Opened 21 months ago

Last modified 19 months ago

#1070 new Bug / Defect

IPv6 packet received by L2 client breaks MAC mapping?

Reported by: Chris_DB Owned by:
Priority: major Milestone:
Component: Networking Version: OpenVPN 2.4.4 (Community Ed)
Severity: Not set (select this one, unless your'e a OpenVPN developer) Keywords: ipv6 tap l2
Cc:

Description

Topology:
[ client ] -- L2/TAP tunnel -- [ server ] -- L2 link -- [ host ]

Issue flow:

  1. Initially traffic works as intended
  2. After a while server sends an IPv6 multicast to client (packet No. 26773)
  3. After this packet, all traffic designated for server is no longer routed via the tunnel. Basically, any packet written in the TAP interface at the client side with the server MAC as the destination, it's spewed back out in the TAP interface by the OpenVPN. It is not sent over the tunnel. However, any packets with a destination different than server's MAC is routed correctly. So client can still communicate with host, but not with server.

The packet capture was taken on client's TAP interface.
In the packet capture, client is 172.16.10.5, server is 172.16.10.1 and host is 172.16.10.20.
If you look closely in the packet capture, you'll notice that after the IPv6 packet No. 26773 (the only IPv6 packet), all ICMP replies (or any traffic) from client to server appear twice, once when going from TAP interface to OpenVPN and once when it is immediately spewed back out by OpenVPN.
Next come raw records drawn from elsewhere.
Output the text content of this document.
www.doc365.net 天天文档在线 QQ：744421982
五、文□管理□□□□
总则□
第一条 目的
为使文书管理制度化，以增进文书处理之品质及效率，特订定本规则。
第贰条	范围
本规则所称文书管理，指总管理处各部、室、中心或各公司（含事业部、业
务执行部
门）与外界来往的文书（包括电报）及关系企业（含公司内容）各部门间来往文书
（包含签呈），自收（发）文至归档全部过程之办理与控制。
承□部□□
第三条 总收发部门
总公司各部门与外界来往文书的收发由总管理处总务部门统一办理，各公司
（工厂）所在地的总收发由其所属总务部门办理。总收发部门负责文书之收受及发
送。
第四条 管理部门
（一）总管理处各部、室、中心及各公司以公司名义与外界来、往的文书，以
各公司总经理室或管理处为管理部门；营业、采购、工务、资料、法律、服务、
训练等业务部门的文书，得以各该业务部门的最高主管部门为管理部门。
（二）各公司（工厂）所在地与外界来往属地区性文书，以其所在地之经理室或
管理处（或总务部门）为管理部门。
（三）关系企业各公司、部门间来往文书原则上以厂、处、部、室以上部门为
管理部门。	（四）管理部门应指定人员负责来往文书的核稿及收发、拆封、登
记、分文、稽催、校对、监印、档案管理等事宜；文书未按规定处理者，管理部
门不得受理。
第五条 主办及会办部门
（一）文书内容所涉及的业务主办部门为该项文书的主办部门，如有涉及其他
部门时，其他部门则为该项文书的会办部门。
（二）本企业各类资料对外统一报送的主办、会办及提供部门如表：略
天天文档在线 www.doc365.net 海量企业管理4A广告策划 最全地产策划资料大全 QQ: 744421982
Basically OpenVPN will throw packets back on the TAP interface if the destination MAC matches the source of a previously received IPv6 packet.
Or once an IPv6 packet is received, all traffic targeting the source MAC of that packet won't be send over the tunnel, and instead is spewed back out on the TAP interface.

root@ubuntu:~# openvpn --version
OpenVPN 2.4.4 x86_64-pc-linux-gnu [SSL (OpenSSL)] [LZO] [LZ4] [EPOLL] [PKCS11] [MH/PKTINFO] [AEAD] built on Feb 10 2018
library versions: OpenSSL 1.1.0g  2 Nov 2017, LZO 2.08
Originally developed by James Yonan
Copyright (C) 2002-2017 OpenVPN Technologies, Inc. <sales@openvpn.net>
Compile time defines: enable_async_push=no enable_comp_stub=no enable_crypto=yes enable_crypto_ofb_cfb=yes enable_debug=yes enable_def_auth=yes enable_dependency_tracking=no enable_dlopen=unknown enable_dlopen_self=unknown enable_dlopen_self_static=unknown enable_fast_install=needless enable_fragment=yes enable_iproute2=yes enable_libtool_lock=yes enable_lz4=yes enable_lzo=yes enable_maintainer_mode=no enable_management=yes enable_multihome=yes enable_pam_dlopen=no enable_pedantic=no enable_pf=yes enable_pkcs11=yes enable_plugin_auth_pam=yes enable_plugin_down_root=yes enable_plugins=yes enable_port_share=yes enable_selinux=no enable_server=yes enable_shared=yes enable_shared_with_static_runtimes=no enable_silent_rules=no enable_small=no enable_static=yes enable_strict=no enable_strict_options=no enable_systemd=yes enable_werror=no enable_win32_dll=yes enable_x509_alt_username=yes with_aix_soname=aix with_crypto_library=openssl with_gnu_ld=yes with_mem_check=no with_sysroot=no
root@ubuntu:~#

Attachments (2)

ipv6.pcap (43.0 KB) - added by Chris_DB 21 months ago.
Packet capture
ipv6_crash.pcap (43.0 KB) - added by Chris_DB 21 months ago.
Packet capture on client's TAP interface

Download all attachments as: .zip

Change History (15)

Changed 21 months ago by Chris_DB

Attachment: ipv6.pcap added

Packet capture

Changed 21 months ago by Chris_DB

Attachment: ipv6_crash.pcap added

Packet capture on client's TAP interface

comment:1 Changed 21 months ago by Chris_DB

Sorry for the double attachment. I cannot delete the duplicate. Also I cannot modify the bug description. The IPv6 packet number is not 26773, is 99, because I could not attach the original packet capture which was too large, so I had to trim it down.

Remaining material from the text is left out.